From owner-freebsd-current@FreeBSD.ORG  Wed May 14 19:22:05 2003
Return-Path: <owner-freebsd-current@FreeBSD.ORG>
Delivered-To: freebsd-current@freebsd.org
Received: from mx1.FreeBSD.org (mx1.freebsd.org [216.136.204.125])
	by hub.freebsd.org (Postfix) with ESMTP
	id 4B82F37B401; Wed, 14 May 2003 19:22:05 -0700 (PDT)
Received: from gw.catspoiler.org (217-ip-163.nccn.net [209.79.217.163])
	by mx1.FreeBSD.org (Postfix) with ESMTP
	id 7220F43F75; Wed, 14 May 2003 19:22:04 -0700 (PDT)
	(envelope-from truckman@FreeBSD.org)
Received: from FreeBSD.org (mousie.catspoiler.org [192.168.101.2])
	by gw.catspoiler.org (8.12.9/8.12.9) with ESMTP id h4F2LgM7054256;
	Wed, 14 May 2003 19:21:46 -0700 (PDT)
	(envelope-from truckman@FreeBSD.org)
Message-Id: <200305150221.h4F2LgM7054256@gw.catspoiler.org>
Date: Wed, 14 May 2003 19:21:42 -0700 (PDT)
From: Don Lewis <truckman@FreeBSD.org>
To: robert@fledge.watson.org
In-Reply-To: <Pine.NEB.3.96L.1030514095118.8018B-100000@fledge.watson.org>
MIME-Version: 1.0
Content-Type: TEXT/plain; charset=us-ascii
cc: bsder@allcaps.org
cc: alfred@FreeBSD.org
cc: current@FreeBSD.org
Subject: Re: rpc.lockd spinning; much breakage
X-BeenThere: freebsd-current@freebsd.org
X-Mailman-Version: 2.1.1
Precedence: list
List-Id: Discussions about the use of FreeBSD-current
	<freebsd-current.freebsd.org>
List-Unsubscribe: <http://lists.freebsd.org/mailman/listinfo/freebsd-current>,
	<mailto:freebsd-current-request@freebsd.org?subject=unsubscribe>
List-Archive: <http://lists.freebsd.org/pipermail/freebsd-current>
List-Post: <mailto:freebsd-current@freebsd.org>
List-Help: <mailto:freebsd-current-request@freebsd.org?subject=help>
List-Subscribe: <http://lists.freebsd.org/mailman/listinfo/freebsd-current>,
	<mailto:freebsd-current-request@freebsd.org?subject=subscribe>
X-List-Received-Date: Thu, 15 May 2003 02:22:05 -0000

On 14 May, Robert Watson wrote:
> 
> On Tue, 13 May 2003, Don Lewis wrote:

>> I don't know if the the client will retry in the blocking case or if the
>> server side will have to grow the code to poll any local locks that it >
> might encounter.  >
> 
> Based on earlier experience with the wakeups getting "lost", it sounds
> like the re-polling takes place once every ten seconds on the client for
> blocking locks.

That seems makes sense.  It looks like the client side more or less just
tosses the "blocked" response and waits for the grant message to arrive.
I guess it periodically polls while it waits.

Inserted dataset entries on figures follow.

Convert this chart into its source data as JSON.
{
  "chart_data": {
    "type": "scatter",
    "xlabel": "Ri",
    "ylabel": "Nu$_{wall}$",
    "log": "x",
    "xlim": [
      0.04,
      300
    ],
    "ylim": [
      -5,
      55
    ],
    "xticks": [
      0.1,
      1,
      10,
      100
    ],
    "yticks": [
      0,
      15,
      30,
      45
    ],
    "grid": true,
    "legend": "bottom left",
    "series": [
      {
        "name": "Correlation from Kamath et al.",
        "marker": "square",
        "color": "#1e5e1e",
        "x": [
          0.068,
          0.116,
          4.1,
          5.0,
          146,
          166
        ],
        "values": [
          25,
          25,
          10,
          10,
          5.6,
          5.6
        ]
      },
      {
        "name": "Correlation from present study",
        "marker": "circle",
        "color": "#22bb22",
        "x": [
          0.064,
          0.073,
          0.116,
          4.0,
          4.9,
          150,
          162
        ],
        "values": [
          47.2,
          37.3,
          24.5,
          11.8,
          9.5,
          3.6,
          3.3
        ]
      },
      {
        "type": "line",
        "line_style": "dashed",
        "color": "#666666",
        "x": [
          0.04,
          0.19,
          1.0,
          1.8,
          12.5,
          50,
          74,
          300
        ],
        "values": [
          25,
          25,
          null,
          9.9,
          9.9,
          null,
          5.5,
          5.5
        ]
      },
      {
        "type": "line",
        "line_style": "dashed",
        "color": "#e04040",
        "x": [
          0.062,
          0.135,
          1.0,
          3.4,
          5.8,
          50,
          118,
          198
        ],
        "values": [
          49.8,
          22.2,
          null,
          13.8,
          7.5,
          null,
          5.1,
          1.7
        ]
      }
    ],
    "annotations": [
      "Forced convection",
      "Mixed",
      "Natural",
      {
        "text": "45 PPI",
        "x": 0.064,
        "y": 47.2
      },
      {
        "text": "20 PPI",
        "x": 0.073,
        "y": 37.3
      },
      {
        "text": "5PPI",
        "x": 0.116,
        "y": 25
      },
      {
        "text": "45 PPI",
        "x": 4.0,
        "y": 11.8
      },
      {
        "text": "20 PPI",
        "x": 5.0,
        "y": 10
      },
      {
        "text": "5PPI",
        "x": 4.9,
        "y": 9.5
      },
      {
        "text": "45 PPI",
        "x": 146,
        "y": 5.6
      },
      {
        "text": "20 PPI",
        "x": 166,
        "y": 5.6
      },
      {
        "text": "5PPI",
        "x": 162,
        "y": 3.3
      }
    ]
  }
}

> Speaking of re-polling, here's another bug:  Open two pty's on the NFS
> client.  On pty1, grab and hold an exclusive lock on a file; sleep.  On
> pty2, do a blocking lock attempt on open, but Ctrl-C the process before
> the pty1 process wakes up, meaning that the lock attempt is effectively
> aborted.  Now kill the first process, releasing the lock, and attempt to
> grab the lock on the file: you'll hang forever.  The client rpc.lockd has
> left a blocking lock request registered with the server, but never
> released that lock for the now missing process.

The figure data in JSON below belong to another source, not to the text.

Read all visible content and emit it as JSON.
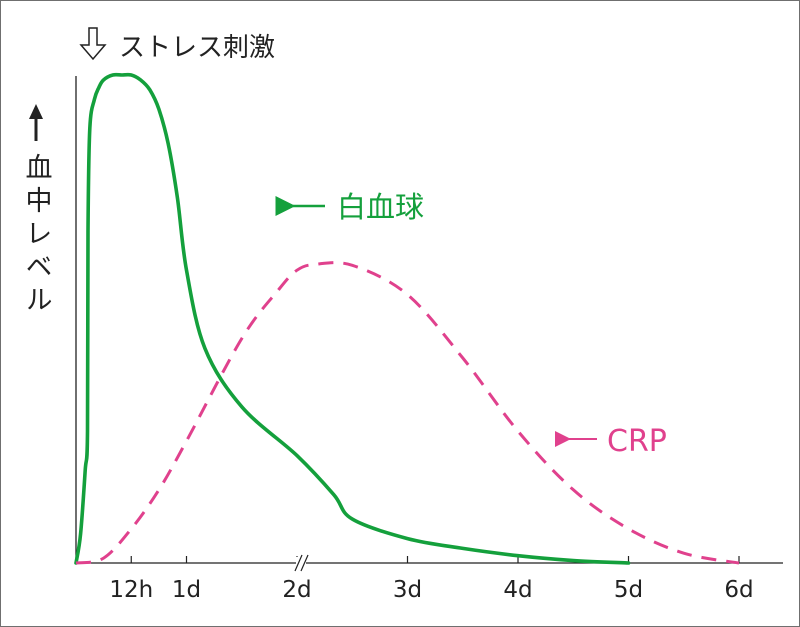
{
  "chart_data": {
    "type": "line",
    "title": "",
    "xlabel": "",
    "ylabel": "血中レベル",
    "annotation_top": "ストレス刺激",
    "x_unit": "hours",
    "xlim": [
      0,
      144
    ],
    "ylim": [
      0,
      1
    ],
    "x_ticks": [
      {
        "label": "12h",
        "x": 12
      },
      {
        "label": "1d",
        "x": 24
      },
      {
        "label": "2d",
        "x": 48
      },
      {
        "label": "3d",
        "x": 72
      },
      {
        "label": "4d",
        "x": 96
      },
      {
        "label": "5d",
        "x": 120
      },
      {
        "label": "6d",
        "x": 144
      }
    ],
    "axis_break_at": 28,
    "grid": false,
    "series": [
      {
        "name": "白血球",
        "color": "#14a03c",
        "style": "solid",
        "x": [
          0,
          1,
          2,
          2.5,
          2.6,
          3,
          4,
          5,
          6,
          8,
          10,
          12,
          14,
          16,
          18,
          20,
          22,
          24,
          28,
          36,
          48,
          56,
          60,
          72,
          84,
          96,
          108,
          120
        ],
        "y": [
          0,
          0.06,
          0.19,
          0.27,
          0.68,
          0.89,
          0.95,
          0.975,
          0.99,
          1.0,
          1.0,
          1.0,
          0.99,
          0.97,
          0.93,
          0.86,
          0.75,
          0.6,
          0.44,
          0.32,
          0.22,
          0.14,
          0.09,
          0.05,
          0.03,
          0.015,
          0.005,
          0.0
        ]
      },
      {
        "name": "CRP",
        "color": "#e0418d",
        "style": "dashed",
        "x": [
          0,
          6,
          12,
          18,
          24,
          36,
          44,
          48,
          52,
          60,
          72,
          84,
          96,
          108,
          120,
          132,
          144
        ],
        "y": [
          0.0,
          0.01,
          0.07,
          0.15,
          0.25,
          0.46,
          0.56,
          0.6,
          0.612,
          0.61,
          0.55,
          0.42,
          0.27,
          0.15,
          0.07,
          0.02,
          0.0
        ]
      }
    ]
  }
}
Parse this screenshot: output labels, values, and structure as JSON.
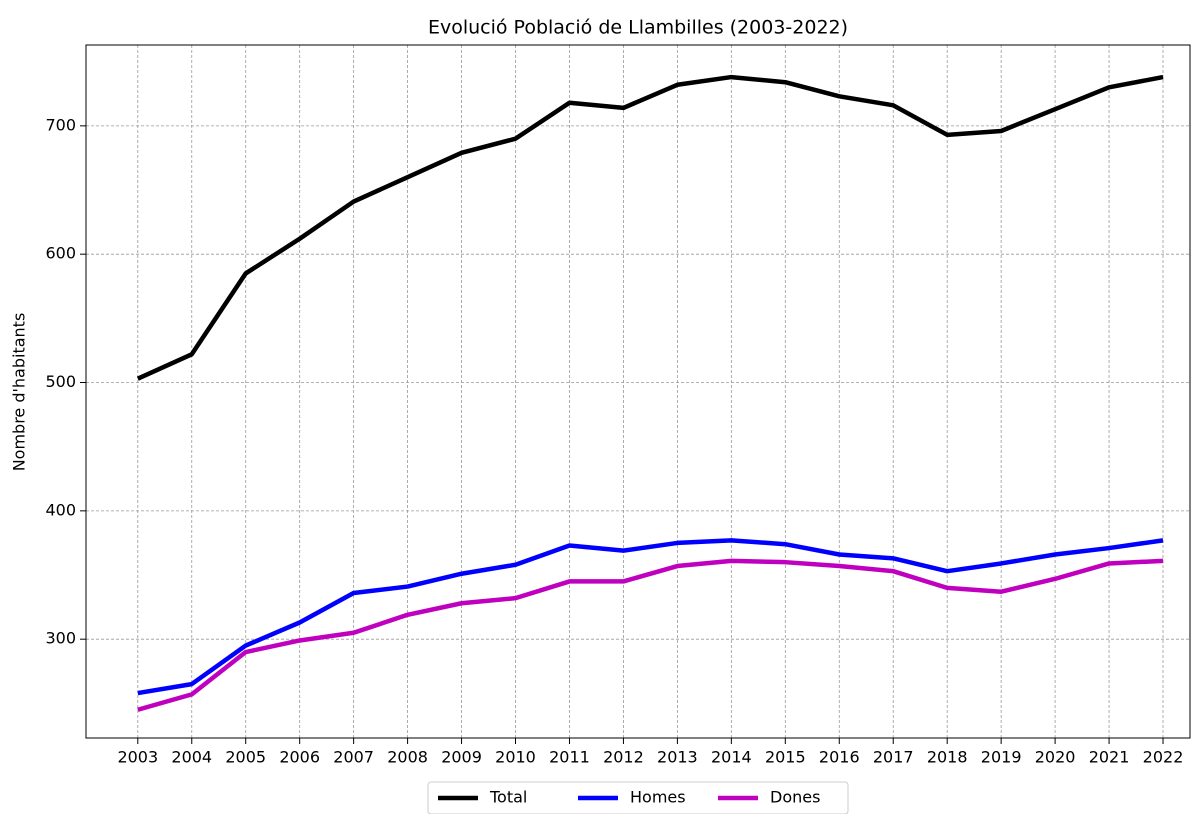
{
  "chart_data": {
    "type": "line",
    "title": "Evolució Població de Llambilles (2003-2022)",
    "y_label": "Nombre d'habitants",
    "x": [
      2003,
      2004,
      2005,
      2006,
      2007,
      2008,
      2009,
      2010,
      2011,
      2012,
      2013,
      2014,
      2015,
      2016,
      2017,
      2018,
      2019,
      2020,
      2021,
      2022
    ],
    "series": [
      {
        "name": "Total",
        "color": "#000000",
        "values": [
          503,
          522,
          585,
          612,
          641,
          660,
          679,
          690,
          718,
          714,
          732,
          738,
          734,
          723,
          716,
          693,
          696,
          713,
          730,
          738
        ]
      },
      {
        "name": "Homes",
        "color": "#0000ff",
        "values": [
          258,
          265,
          295,
          313,
          336,
          341,
          351,
          358,
          373,
          369,
          375,
          377,
          374,
          366,
          363,
          353,
          359,
          366,
          371,
          377
        ]
      },
      {
        "name": "Dones",
        "color": "#bf00bf",
        "values": [
          245,
          257,
          290,
          299,
          305,
          319,
          328,
          332,
          345,
          345,
          357,
          361,
          360,
          357,
          353,
          340,
          337,
          347,
          359,
          361
        ]
      }
    ],
    "xlim": [
      2002.04,
      2022.5
    ],
    "xticks": [
      2003,
      2004,
      2005,
      2006,
      2007,
      2008,
      2009,
      2010,
      2011,
      2012,
      2013,
      2014,
      2015,
      2016,
      2017,
      2018,
      2019,
      2020,
      2021,
      2022
    ],
    "ylim": [
      223,
      763
    ],
    "yticks": [
      300,
      400,
      500,
      600,
      700
    ],
    "grid": true,
    "legend": "bottom"
  }
}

> It looks like rpc.statd on the client needs to remember that it requested
> the lock, and when it discovers that the process requesting the lock has
> evaporated, it should immediately release the lock on its behalf.  It's
> not clear to me how that should be accomplished: perhaps when it tries to
> wake up the process and discovers it is missing, it should do it, or if
> the lock attempt is aborted early due to a signal, a further message
> should be sent from the kernel to the userland rpc.lockd to notify it that
> the lock instance is no longer of interest.  Note that if we're only using
> the pid to identify a process, not a pid and some sort of generation
> number, there's the potential for pid reuse and a resulting race. 

I saw something in the code about a cancel message (nlm4_cancel,
nlm4_cancel_msg). I think what is supposed to happen is that when
process #2 is killed the descriptor waiting for the lock will closed
which should get rid of its lock request.  rpc.lockd on the client
should notice this and send a cancel message to the server. When process
#1 releases the lock, the second lock will no longer be queued on the
the server and process #3 should be able to grab the lock.

This bug could be in the client rpc.lockd, the client kernel, or the
server rpc.lockd.